Paul reconoció no haber estado satisfecho con su trabajo en otras partes del papel; o con la
apariencia de Yago en su espejo. Y finalmente, que trató de reproducir la apariencia de alguien a
quien él conocía, cuyo aspecto podía tomarse por un buen ejemplo de maldad y disimulo.
—¿Y usted creyó poder adaptar el aspecto de esa persona a sus propios fines? —inquirió
Tortsov.
—Sí —asintió Paul.
—Bien, ¿entonces qué hacia usted con sus propias cualidades?
—A decir verdad, simplemente quise tomar el aspecto exterior de mi conocido —confesó Paul
con franqueza.
—Ese fue un gran error —replicó Tortsov—. En este punto usted llegaba a hacer una pura
imitación, que nada tiene que ver con la creación.
—¿Qué debí hacer entonces? —preguntó Paul.
—Debió, primero, asimilar el modelo.
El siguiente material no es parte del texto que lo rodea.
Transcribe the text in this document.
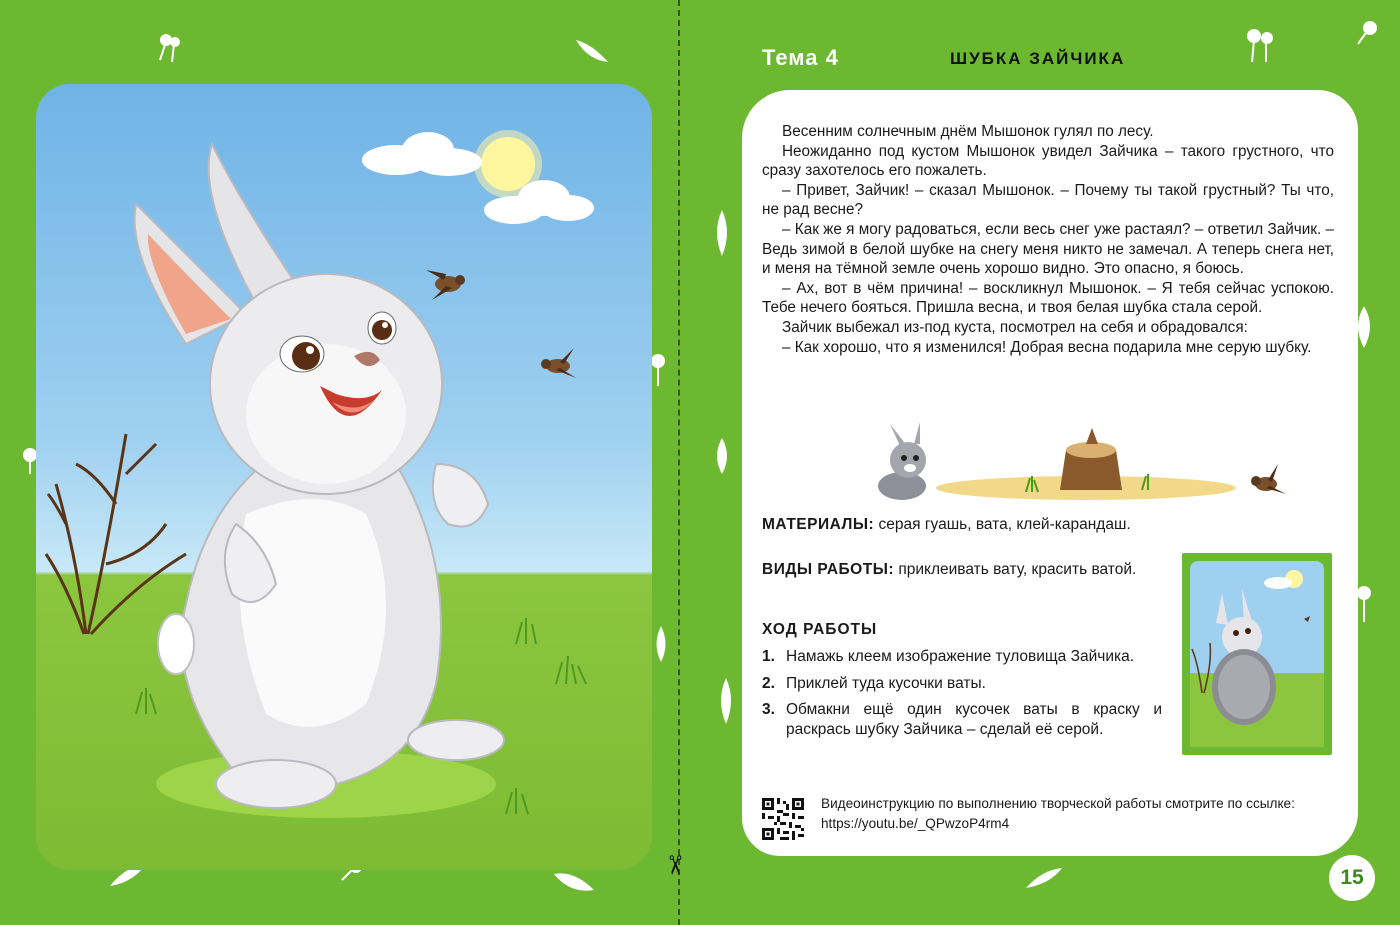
✂
Тема 4	ШУБКА ЗАЙЧИКА

Весенним солнечным днём Мышонок гулял по лесу.

Неожиданно под кустом Мышонок увидел Зайчика – такого грустного, что сразу захотелось его пожалеть.

– Привет, Зайчик! – сказал Мышонок. – Почему ты такой грустный? Ты что, не рад весне?

– Как же я могу радоваться, если весь снег уже растаял? – ответил Зайчик. – Ведь зимой в белой шубке на снегу меня никто не замечал. А теперь снега нет, и меня на тёмной земле очень хорошо видно. Это опасно, я боюсь.

– Ах, вот в чём причина! – воскликнул Мышонок. – Я тебя сейчас успокою. Тебе нечего бояться. Пришла весна, и твоя белая шубка стала серой.

Зайчик выбежал из-под куста, посмотрел на себя и обрадовался:

– Как хорошо, что я изменился! Добрая весна подарила мне серую шубку.

МАТЕРИАЛЫ: серая гуашь, вата, клей-карандаш.
ВИДЫ РАБОТЫ: приклеивать вату, красить ватой.
ХОД РАБОТЫ
1. Намажь клеем изображение туловища Зайчика.
2. Приклей туда кусочки ваты.
3. Обмакни ещё один кусочек ваты в краску и раскрась шубку Зайчика – сделай её серой.
Видеоинструкцию по выполнению творческой работы смотрите по ссылке: https://youtu.be/_QPwzoP4rm4
15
Eso es complicado. Hay que estudiarlo desde diversos
puntos de vista: la época, el tiempo, el país, condiciones de vida, antecedentes, literatura,
psicología, el alma misma, manera de vivir, posición social, y apariencia externa; más aún:
carácter tanto como modales, manera de vestir, modo de moverse, de hablar, la voz y sus
entonaciones. Todo este trabajo, como material, le ayudará, compenetrándolo con sus propios
sentimientos. Sin todo esto, no habrá arte en su labor.
“Cuando, de este material emerge una viva imagen del personaje, el artista de la escuela de
representación transfiere aquélla a sí mismo. Esta labor queda concretamente descrita por uno
de los más notables representantes de esta escuela, el famoso actor francés Coquelin el viejo:
“El actor crea su modelo en la imaginación, y luego, como hace el pintor, toma cada rasgo de
ése y lo reproduce en si mismo, como aquél en la tela... Toma el traje de Tartufo y se lo pone,
nota su porte, su manera de andar, y los imita; su fisonomía la adapta a la propia, adapta a ella
su propio rostro. Habla con la misma voz con la que ha oído hablar a Tartufo; y hace, debe hacer
que esta persona a la que se adapta, se mueva, camine, gesticule, escuche y piense como
Tartufo. En otras palabras, transforma su alma en la de aquél. Listo el retrato, sólo necesita

marco, esto es, llevarlo a escena. Y, entonces, el público dirá: “Ese es Tartufo”, o “El actor no ha
hecho un buen trabajo”.
—Pero todo eso es terriblemente difícil y complicado —opuse, convencido.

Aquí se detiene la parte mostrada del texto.